Quote:
Originally Posted by robert44444uk
This is really aimed at Robert G.
Does your program lookfor dodecas either side one less n and one greater n  for example if I am searching for 59, isnt that going to overlap with 58 and 60? Shoudl we not be tailoring appropriately, though looking only at k between, in this instance, 2^58 and 2^59, when searching for 59's?
Regards
Robert Smith

My program will print k n if and only if (k,n) and (k,n+1) is an octoproth. It isn't possible to look for (k,n1) and (k,n) octoproths so we couldn't double the speed of the program because n1,n and n,n+1 doesn't generate the same remainder classes and we are searching in remainder classes.
Here it is a small description of the algorithm.
We are searching in remainder classes this is "g" in the program, we are searching for k, where k==g mod step, here step is the product of the first x primes. We define g as "good" if all twelve numbers are relative prime to step, i.e. they aren't divisible by the first x primes ( otherwise not all numbers are primes!). If "g" is good then we are making a classic sieve on these numbers! We are sieving up to 32000 ( in octoproth up to 10^5, because there are only eight numbers ), we have to cancel out k from the sieve if q divides one numbers from the twelve numbers ( here q<32000 ), see one case: k*2^n+1==0 mod q
and also note that k==g mod step. Rewriting the first equation:
k==(1/2)^n mod q, where 1/2 is the multiplicative inverse of 2 modulo q.

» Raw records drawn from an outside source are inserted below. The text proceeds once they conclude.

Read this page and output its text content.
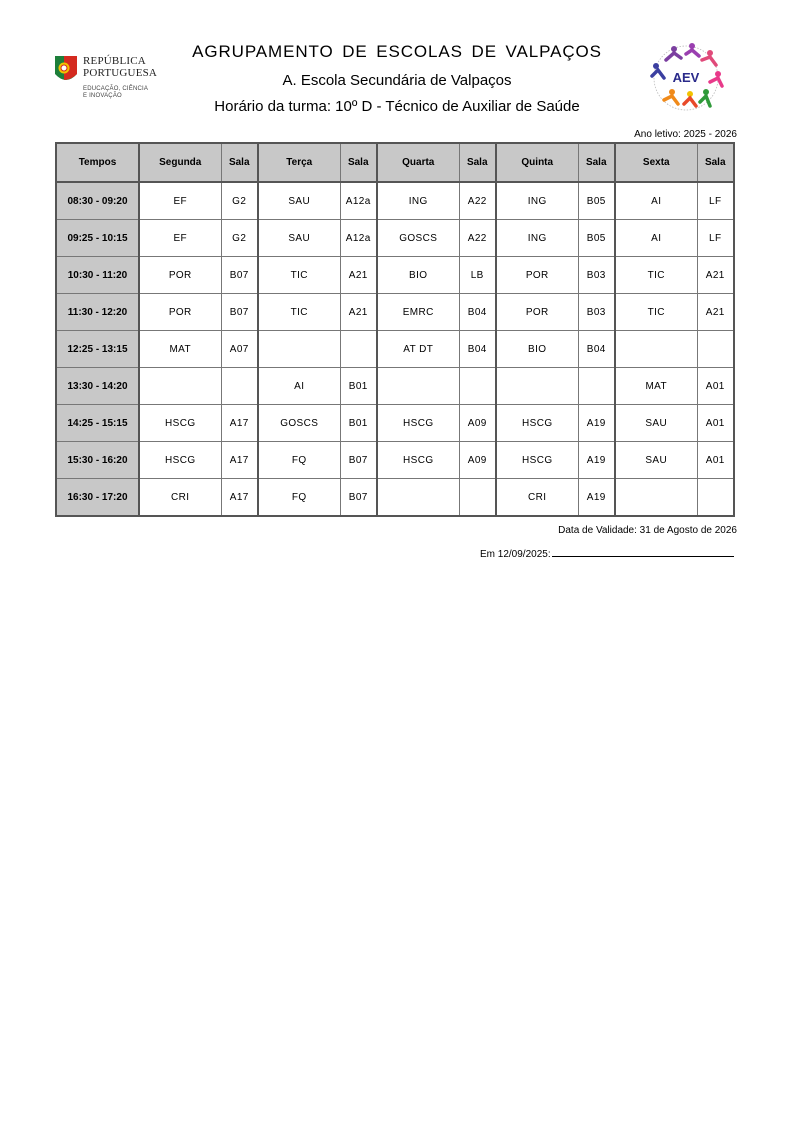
REPÚBLICA
PORTUGUESA
EDUCAÇÃO, CIÊNCIA
E INOVAÇÃO
AGRUPAMENTO DE ESCOLAS DE VALPAÇOS
A. Escola Secundária de Valpaços
Horário da turma: 10º D - Técnico de Auxiliar de Saúde
AEV
Ano letivo: 2025 - 2026
Tempos	Segunda	Sala	Terça	Sala	Quarta	Sala	Quinta	Sala	Sexta	Sala
08:30 - 09:20	EF	G2	SAU	A12a	ING	A22	ING	B05	AI	LF
09:25 - 10:15	EF	G2	SAU	A12a	GOSCS	A22	ING	B05	AI	LF
10:30 - 11:20	POR	B07	TIC	A21	BIO	LB	POR	B03	TIC	A21
11:30 - 12:20	POR	B07	TIC	A21	EMRC	B04	POR	B03	TIC	A21
12:25 - 13:15	MAT	A07			AT DT	B04	BIO	B04		
13:30 - 14:20			AI	B01					MAT	A01
14:25 - 15:15	HSCG	A17	GOSCS	B01	HSCG	A09	HSCG	A19	SAU	A01
15:30 - 16:20	HSCG	A17	FQ	B07	HSCG	A09	HSCG	A19	SAU	A01
16:30 - 17:20	CRI	A17	FQ	B07			CRI	A19		
Data de Validade: 31 de Agosto de 2026
Em 12/09/2025:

So we have to solve k==(1/2)^n mod q and k==g mod step. This is a linear congurence system, it is easy to solve, note that gcd(q,step)=1, because q is greater than the x. prime number. The solution is a class modulo q*step ( because gcd(q,step)=1 ). But we are now searching only in k==g mod step remainder class, it means that we have to cancel out every qth number from the table ( we have to do this for all twelve numbers ). If we are done all prime numbers up to 32000, then we are searching for survivors and for these numbers we make a 3prp checking. If all numbers are 3prp, then we have found a dodecaproth candidate.
Ps. But it is possible to find hexadecaproth by the program, but it isn't very efficient for this.